Rolando López

"Tenemos que evitar las tentaciones amarillas o tipo Crónica TV"

Periodista y escritor del género policial. Presenta su nuevo libro "Textos de periodismo para no morir en el bostezo".

Rolando López (42) es un apasionado de los detalles. Es capaz, en las historias policiales que refleja, de captar aquella pincelada que puede pasar poco advertida a la mirada común, pero que le da significado completo a un caso, o a un “hecho”, para hablar en la jerga policial. Puede tratarse de un indicio, una metodología, un gesto… circunstancias de esas que no aparecen en los partes policiales, pero que forman la sustancia de las historias del delito, aquellas en las que –como bien dice Rolando- hay hombres y mujeres de carne y hueso, gente de aquí, que sufre, vive, muere, o atraviesan tormentas tremendas como víctimas o victimarios. Son las personas que laten en las páginas que terminan reflejando, la mayoría de las veces, al tipo común.

Periodista y escritor, Roly López trabaja en la sección Policiales del diario Los Andes desde 1997. Desde hace algunos años es el editor de la sección, y ha escrito tres libros y formado parte de otros dos. Sus principales obras son “Partes Diarios” (2000); “Entrevista con el bandido” (2006), y “Textos de periodismo para no morir en el bostezo” (2009), que presentará esta noche, a las 20:30 en la sala Elina Alba, España y Gutiérrez de la capital mendocina.

Entre 1998 y 2005 trabajé con Rolando López. Discutí con él infinidad de casos, de enfoques, de cómo abordar determinadas historias policiales. Siempre me gustó su pasión por la precisión de la noticia, y por aquellos detalles de los que hablábamos al principio; esos que dicen lo que pasa sin mencionarlo del todo, y que le permiten al lector jugar con su propia imaginación; arriesgar su opinión sobre un caso, sobre una historia, de la mano de narraciones impecables. En su nuevo libro, hay mucho de esto. López es un escritor que obliga a pensar a quien lo lee, lo compromete con sus textos

Lo que sigue, es una aproximación al pensamiento de un periodista de policiales “de raza”, de esos que quedan pocos, y que cuesta mucho formar, y conseguir.

-¿Cuándo un simple policial se convierte en una historia?

-Procuro buscar el detalle. La información básica es lo que nos llega de primera mano. Pero yo siempre tengo una frase cuando las fuentes -en general policiales- nos dan información: “…y el ladrón estaba disfrazado de Pato Donald”. Eso sería un detalle interesante… Hoy los hechos son todos muy repetidos… Busco estrujar la historia al máximo para hacer una narración distinta… salir del lugar común…
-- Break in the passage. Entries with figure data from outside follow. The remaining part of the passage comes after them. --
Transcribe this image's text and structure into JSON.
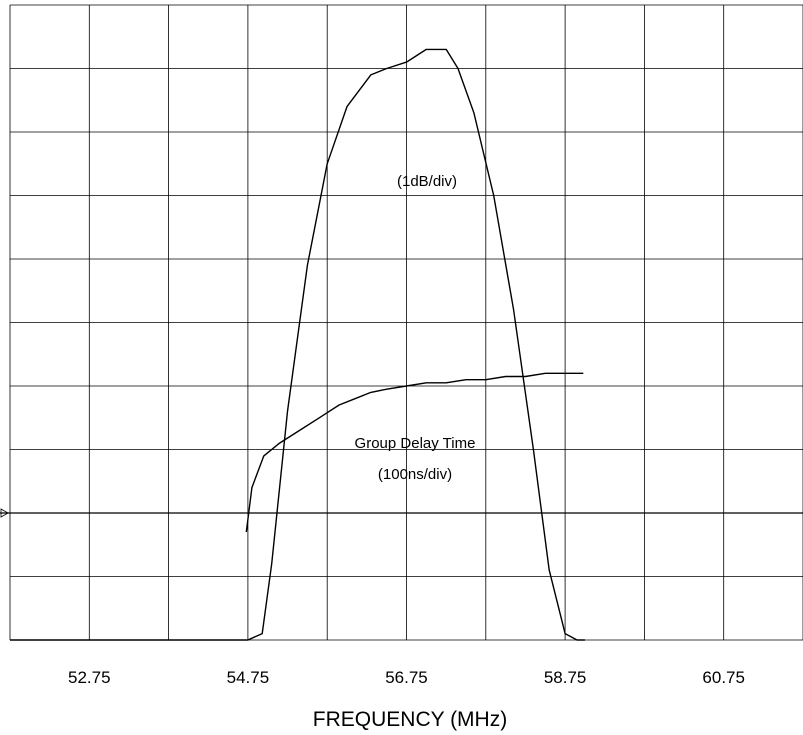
{
  "chart_data": {
    "type": "line",
    "xlabel": "FREQUENCY (MHz)",
    "x_tick_labels": [
      "52.75",
      "54.75",
      "56.75",
      "58.75",
      "60.75"
    ],
    "xlim": [
      51.75,
      61.75
    ],
    "grid": true,
    "grid_divisions": {
      "x": 10,
      "y": 10
    },
    "annotations": [
      {
        "id": "amplitude-scale",
        "text": "(1dB/div)"
      },
      {
        "id": "delay-title",
        "text": "Group Delay Time"
      },
      {
        "id": "delay-scale",
        "text": "(100ns/div)"
      }
    ],
    "series": [
      {
        "id": "amplitude",
        "units": "divisions",
        "x": [
          51.75,
          54.75,
          54.93,
          55.05,
          55.25,
          55.5,
          55.75,
          56.0,
          56.3,
          56.5,
          56.75,
          57.0,
          57.25,
          57.4,
          57.6,
          57.85,
          58.1,
          58.35,
          58.55,
          58.75,
          58.9,
          59.0
        ],
        "y": [
          0.0,
          0.0,
          0.1,
          1.2,
          3.6,
          5.9,
          7.5,
          8.4,
          8.9,
          9.0,
          9.1,
          9.3,
          9.3,
          9.0,
          8.3,
          7.0,
          5.2,
          3.0,
          1.1,
          0.1,
          0.0,
          0.0
        ]
      },
      {
        "id": "group-delay",
        "units": "divisions",
        "x": [
          54.73,
          54.8,
          54.95,
          55.15,
          55.4,
          55.65,
          55.9,
          56.1,
          56.3,
          56.5,
          56.75,
          57.0,
          57.25,
          57.5,
          57.75,
          58.0,
          58.25,
          58.5,
          58.75,
          58.98
        ],
        "y": [
          1.7,
          2.4,
          2.9,
          3.1,
          3.3,
          3.5,
          3.7,
          3.8,
          3.9,
          3.95,
          4.0,
          4.05,
          4.05,
          4.1,
          4.1,
          4.15,
          4.15,
          4.2,
          4.2,
          4.2
        ]
      }
    ],
    "reference_level_div": 2
  }
}
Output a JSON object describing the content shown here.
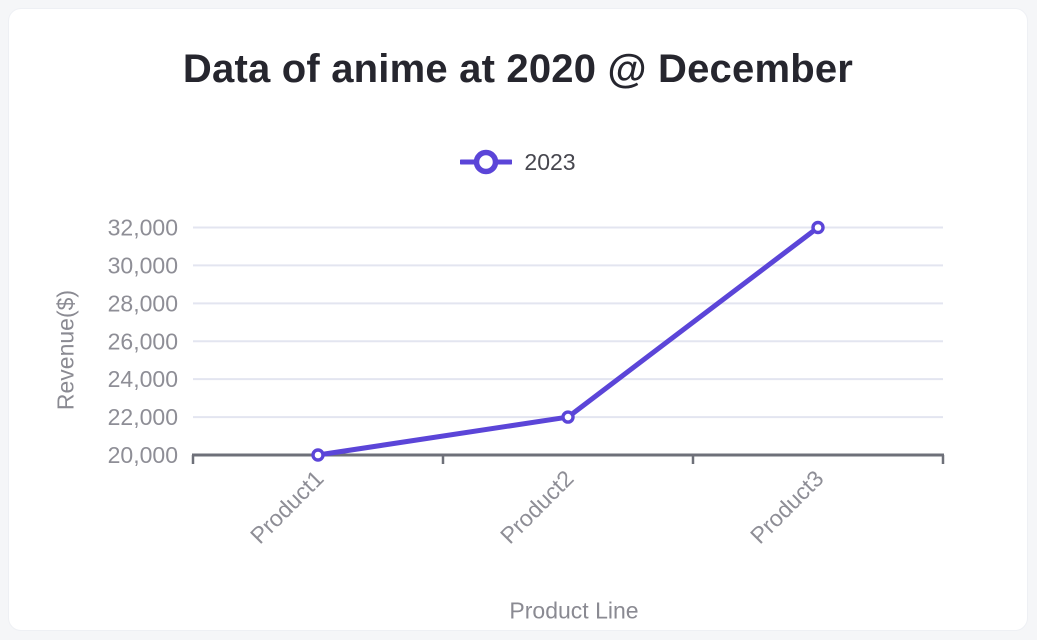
{
  "page": {
    "background_color": "#f5f6f8",
    "card_background_color": "#ffffff"
  },
  "chart_data": {
    "type": "line",
    "title": "Data of anime at 2020 @ December",
    "xlabel": "Product Line",
    "ylabel": "Revenue($)",
    "categories": [
      "Product1",
      "Product2",
      "Product3"
    ],
    "series": [
      {
        "name": "2023",
        "values": [
          20000,
          22000,
          32000
        ],
        "color": "#5b45d8"
      }
    ],
    "ylim": [
      20000,
      32000
    ],
    "ytick_step": 2000,
    "ytick_labels": [
      "20,000",
      "22,000",
      "24,000",
      "26,000",
      "28,000",
      "30,000",
      "32,000"
    ],
    "grid": true,
    "legend_position": "top-center",
    "x_label_rotation": 45,
    "marker": "hollow-circle",
    "colors": {
      "series_line": "#5b45d8",
      "marker_fill": "#ffffff",
      "gridline": "#e3e5f0",
      "axis_line": "#6e7079",
      "tick_label": "#8e8e96",
      "axis_title": "#8a8a92",
      "title_text": "#26262e",
      "legend_text": "#47474f"
    }
  }
}
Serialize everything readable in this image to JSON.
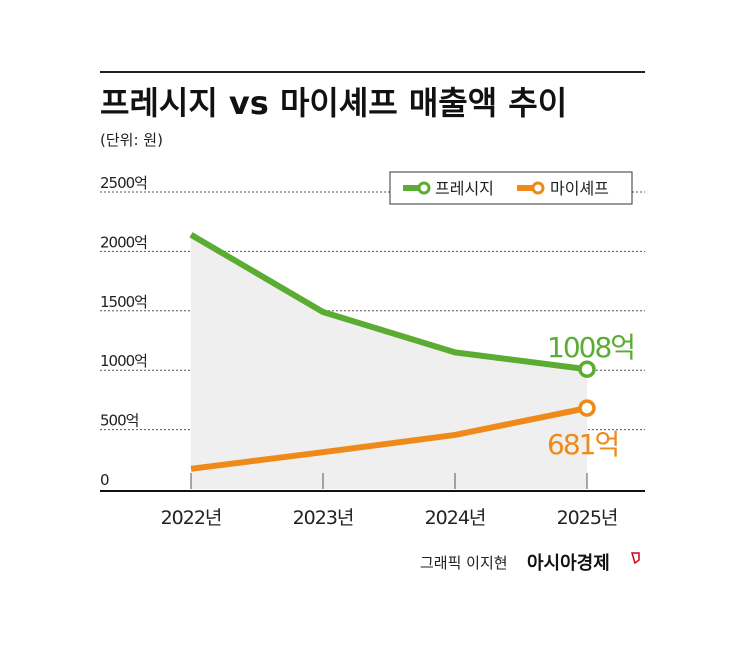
{
  "chart_data": {
    "type": "line",
    "title": "프레시지 vs 마이셰프 매출액 추이",
    "subtitle": "(단위: 원)",
    "categories": [
      "2022년",
      "2023년",
      "2024년",
      "2025년"
    ],
    "y_ticks": [
      "0",
      "500억",
      "1000억",
      "1500억",
      "2000억",
      "2500억"
    ],
    "ylim": [
      0,
      2500
    ],
    "grid": true,
    "legend_position": "top-right",
    "series": [
      {
        "name": "프레시지",
        "values": [
          2140,
          1490,
          1150,
          1008
        ],
        "color": "#5aad32",
        "end_label": "1008억"
      },
      {
        "name": "마이셰프",
        "values": [
          170,
          310,
          455,
          681
        ],
        "color": "#ee8a1a",
        "end_label": "681억"
      }
    ],
    "credit": "그래픽 이지현",
    "brand": "아시아경제"
  }
}
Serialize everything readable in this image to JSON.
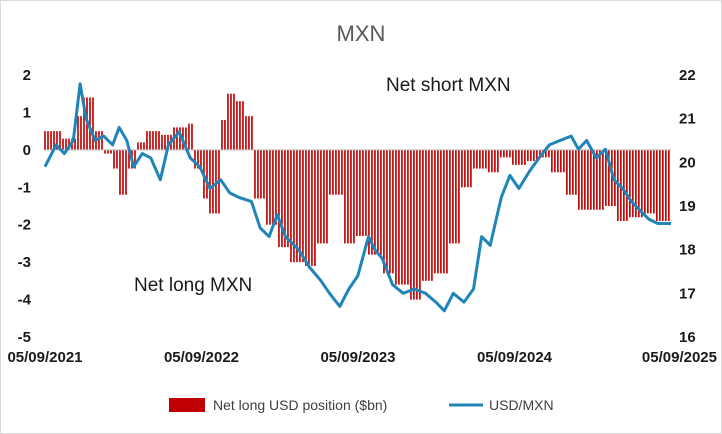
{
  "chart_data": {
    "type": "bar+line",
    "title": "MXN",
    "x_tick_labels": [
      "05/09/2021",
      "05/09/2022",
      "05/09/2023",
      "05/09/2024",
      "05/09/2025"
    ],
    "x_range": [
      "2021-09-05",
      "2025-09-05"
    ],
    "y_left": {
      "range": [
        -5,
        2
      ],
      "ticks": [
        -5,
        -4,
        -3,
        -2,
        -1,
        0,
        1,
        2
      ]
    },
    "y_right": {
      "range": [
        16,
        22
      ],
      "ticks": [
        16,
        17,
        18,
        19,
        20,
        21,
        22
      ]
    },
    "annotations": [
      "Net short MXN",
      "Net long MXN"
    ],
    "legend": {
      "position": "bottom"
    },
    "series": [
      {
        "name": "Net long USD position ($bn)",
        "type": "bar",
        "axis": "left",
        "color": "#c00000",
        "points": [
          [
            "2021-09-05",
            0.5
          ],
          [
            "2021-10-15",
            0.3
          ],
          [
            "2021-11-20",
            0.9
          ],
          [
            "2021-12-05",
            1.4
          ],
          [
            "2021-12-31",
            0.5
          ],
          [
            "2022-01-20",
            -0.1
          ],
          [
            "2022-02-10",
            -0.5
          ],
          [
            "2022-02-25",
            -1.2
          ],
          [
            "2022-03-15",
            -0.5
          ],
          [
            "2022-04-10",
            0.2
          ],
          [
            "2022-05-01",
            0.5
          ],
          [
            "2022-06-01",
            0.4
          ],
          [
            "2022-07-01",
            0.6
          ],
          [
            "2022-08-01",
            0.7
          ],
          [
            "2022-08-20",
            -0.5
          ],
          [
            "2022-09-05",
            -1.3
          ],
          [
            "2022-09-25",
            -1.7
          ],
          [
            "2022-10-20",
            0.8
          ],
          [
            "2022-11-01",
            1.5
          ],
          [
            "2022-11-25",
            1.3
          ],
          [
            "2022-12-15",
            0.9
          ],
          [
            "2023-01-05",
            -1.3
          ],
          [
            "2023-02-05",
            -2.0
          ],
          [
            "2023-03-05",
            -2.6
          ],
          [
            "2023-04-01",
            -3.0
          ],
          [
            "2023-05-01",
            -3.1
          ],
          [
            "2023-06-01",
            -2.5
          ],
          [
            "2023-07-01",
            -1.2
          ],
          [
            "2023-08-01",
            -2.5
          ],
          [
            "2023-09-01",
            -2.3
          ],
          [
            "2023-10-01",
            -2.8
          ],
          [
            "2023-11-01",
            -3.3
          ],
          [
            "2023-12-01",
            -3.6
          ],
          [
            "2024-01-01",
            -4.0
          ],
          [
            "2024-02-01",
            -3.5
          ],
          [
            "2024-03-01",
            -3.3
          ],
          [
            "2024-04-01",
            -2.5
          ],
          [
            "2024-05-01",
            -1.0
          ],
          [
            "2024-06-01",
            -0.5
          ],
          [
            "2024-07-01",
            -0.6
          ],
          [
            "2024-08-01",
            -0.2
          ],
          [
            "2024-09-01",
            -0.4
          ],
          [
            "2024-10-01",
            -0.3
          ],
          [
            "2024-11-01",
            -0.2
          ],
          [
            "2024-12-01",
            -0.6
          ],
          [
            "2025-01-01",
            -1.2
          ],
          [
            "2025-02-01",
            -1.6
          ],
          [
            "2025-03-01",
            -1.6
          ],
          [
            "2025-04-01",
            -1.5
          ],
          [
            "2025-05-01",
            -1.9
          ],
          [
            "2025-06-01",
            -1.8
          ],
          [
            "2025-07-01",
            -1.7
          ],
          [
            "2025-08-01",
            -1.9
          ],
          [
            "2025-09-05",
            -1.9
          ]
        ]
      },
      {
        "name": "USD/MXN",
        "type": "line",
        "axis": "right",
        "color": "#1f85b8",
        "points": [
          [
            "2021-09-05",
            19.9
          ],
          [
            "2021-10-01",
            20.4
          ],
          [
            "2021-10-20",
            20.2
          ],
          [
            "2021-11-10",
            20.5
          ],
          [
            "2021-11-26",
            21.8
          ],
          [
            "2021-12-10",
            21.0
          ],
          [
            "2021-12-31",
            20.5
          ],
          [
            "2022-01-20",
            20.6
          ],
          [
            "2022-02-10",
            20.4
          ],
          [
            "2022-02-25",
            20.8
          ],
          [
            "2022-03-15",
            20.5
          ],
          [
            "2022-03-31",
            19.9
          ],
          [
            "2022-04-20",
            20.2
          ],
          [
            "2022-05-10",
            20.1
          ],
          [
            "2022-06-01",
            19.6
          ],
          [
            "2022-06-20",
            20.4
          ],
          [
            "2022-07-15",
            20.7
          ],
          [
            "2022-08-10",
            20.1
          ],
          [
            "2022-09-01",
            19.9
          ],
          [
            "2022-09-25",
            19.4
          ],
          [
            "2022-10-20",
            19.6
          ],
          [
            "2022-11-10",
            19.3
          ],
          [
            "2022-12-01",
            19.2
          ],
          [
            "2022-12-31",
            19.1
          ],
          [
            "2023-01-20",
            18.5
          ],
          [
            "2023-02-10",
            18.3
          ],
          [
            "2023-03-01",
            18.8
          ],
          [
            "2023-03-20",
            18.3
          ],
          [
            "2023-04-20",
            18.0
          ],
          [
            "2023-05-15",
            17.6
          ],
          [
            "2023-06-10",
            17.3
          ],
          [
            "2023-07-01",
            17.0
          ],
          [
            "2023-07-25",
            16.7
          ],
          [
            "2023-08-15",
            17.1
          ],
          [
            "2023-09-05",
            17.4
          ],
          [
            "2023-09-30",
            18.3
          ],
          [
            "2023-10-15",
            18.0
          ],
          [
            "2023-11-01",
            17.8
          ],
          [
            "2023-11-25",
            17.2
          ],
          [
            "2023-12-20",
            17.0
          ],
          [
            "2024-01-15",
            17.1
          ],
          [
            "2024-02-10",
            17.0
          ],
          [
            "2024-03-05",
            16.8
          ],
          [
            "2024-03-25",
            16.6
          ],
          [
            "2024-04-15",
            17.0
          ],
          [
            "2024-05-10",
            16.8
          ],
          [
            "2024-06-01",
            17.1
          ],
          [
            "2024-06-20",
            18.3
          ],
          [
            "2024-07-10",
            18.1
          ],
          [
            "2024-08-05",
            19.2
          ],
          [
            "2024-08-25",
            19.7
          ],
          [
            "2024-09-15",
            19.4
          ],
          [
            "2024-10-10",
            19.8
          ],
          [
            "2024-11-01",
            20.1
          ],
          [
            "2024-11-25",
            20.4
          ],
          [
            "2024-12-20",
            20.5
          ],
          [
            "2025-01-15",
            20.6
          ],
          [
            "2025-02-01",
            20.3
          ],
          [
            "2025-02-20",
            20.5
          ],
          [
            "2025-03-15",
            20.1
          ],
          [
            "2025-04-05",
            20.3
          ],
          [
            "2025-04-25",
            19.6
          ],
          [
            "2025-05-15",
            19.4
          ],
          [
            "2025-06-05",
            19.1
          ],
          [
            "2025-06-25",
            18.9
          ],
          [
            "2025-07-15",
            18.7
          ],
          [
            "2025-08-05",
            18.6
          ],
          [
            "2025-08-20",
            18.6
          ],
          [
            "2025-09-05",
            18.6
          ]
        ]
      }
    ]
  }
}
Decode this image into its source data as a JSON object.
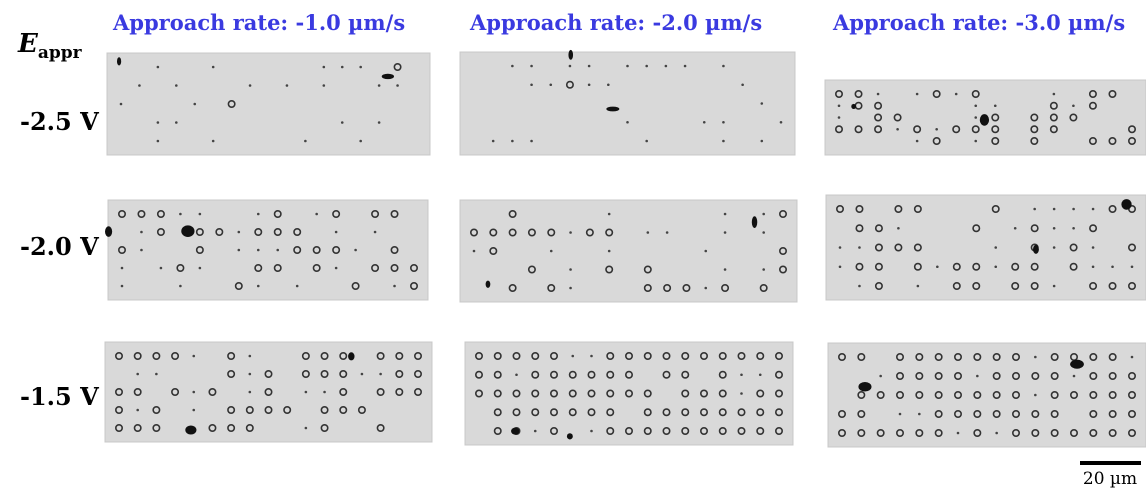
{
  "header": {
    "symbol": "E",
    "subscript": "appr",
    "columns": [
      "Approach rate: -1.0 µm/s",
      "Approach rate: -2.0 µm/s",
      "Approach rate: -3.0 µm/s"
    ]
  },
  "rows": [
    "-2.5 V",
    "-2.0 V",
    "-1.5 V"
  ],
  "scale_bar": "20 µm"
}
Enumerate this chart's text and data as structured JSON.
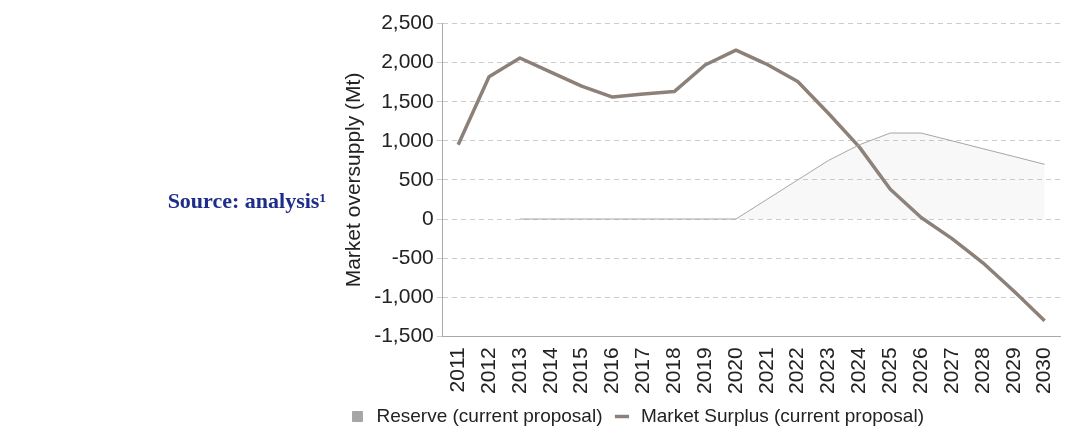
{
  "chart_data": {
    "type": "line",
    "ylabel": "Market oversupply (Mt)",
    "annotations": [
      "Source: analysis¹"
    ],
    "categories": [
      "2011",
      "2012",
      "2013",
      "2014",
      "2015",
      "2016",
      "2017",
      "2018",
      "2019",
      "2020",
      "2021",
      "2022",
      "2023",
      "2024",
      "2025",
      "2026",
      "2027",
      "2028",
      "2029",
      "2030"
    ],
    "series": [
      {
        "name": "Reserve (current proposal)",
        "type": "area",
        "color": "#a6a6a6",
        "values": [
          null,
          null,
          0,
          0,
          0,
          0,
          0,
          0,
          0,
          0,
          250,
          500,
          750,
          950,
          1100,
          1100,
          1000,
          900,
          800,
          700
        ]
      },
      {
        "name": "Market Surplus (current proposal)",
        "type": "line",
        "color": "#8c8079",
        "values": [
          950,
          1820,
          2060,
          1880,
          1700,
          1560,
          1600,
          1630,
          1970,
          2160,
          1980,
          1760,
          1350,
          920,
          380,
          20,
          -250,
          -560,
          -920,
          -1300
        ]
      }
    ],
    "ylim": [
      -1500,
      2500
    ],
    "yticks": [
      {
        "value": -1500,
        "label": "-1,500"
      },
      {
        "value": -1000,
        "label": "-1,000"
      },
      -500,
      0,
      500,
      {
        "value": 1000,
        "label": "1,000"
      },
      {
        "value": 1500,
        "label": "1,500"
      },
      {
        "value": 2000,
        "label": "2,000"
      },
      {
        "value": 2500,
        "label": "2,500"
      }
    ],
    "grid": "y",
    "legend": "bottom",
    "marker": "none"
  }
}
-¿Cuántos años llevás haciendo policiales?

-Desde 1997.

-¿Cuándo sentiste que las policiales son historias que merecen ser contadas de otra manera?

-Desde chico, siempre leía los policiales en el diario. En casa compraban Los Andes. Me iba directo a la sección Policiales por curiosidad. Ese tipo de noticias me atraía mucho. Recuerdo el caso de unos ladrones que huyeron del robo en taxi, chocaron… se subieron a otro… en una época en la que los asaltos a mano armada eran una cosa rara. Son historias que ocurren acá, con personas de carne y hueso. Los otros personajes, en papel de diario, se veían muy lejanos… los presidentes… el gobernador de Mendoza… eran historias que no me atraían ni me reflejaban. Los sentía ajenos. Recuerdo mucho en Los Andes el título “El Papa abogó por esto… o por lo otro…” En toda mi infancia lectora el Papa se la pasó abogando por algo. Y en los policiales encontraba otra cosa. La gente de aquí, los lugares cercanos. Nosotros ahora estamos acá, entran cinco tipos armados y somos víctimas de un asalto. La gente común termina siendo protagonista. Enrique Symms (*) en la introducción de su último libro dice que las secciones policiales deberían llamarse “delincuenciales”. La gente recuerda siempre a los delincuentes, nunca a los policías… salvo que sean corruptos. Todo el mundo sabe quiénes son el Gordo Valor o la Garza Sosa. Pero hay que tener cuidado, porque los delincuentes -que a los periodistas nos pueden parecer pintorescos- han hecho mucho daño. Muchos han matado gente, destruido familias… No son precisamente personajes románticos…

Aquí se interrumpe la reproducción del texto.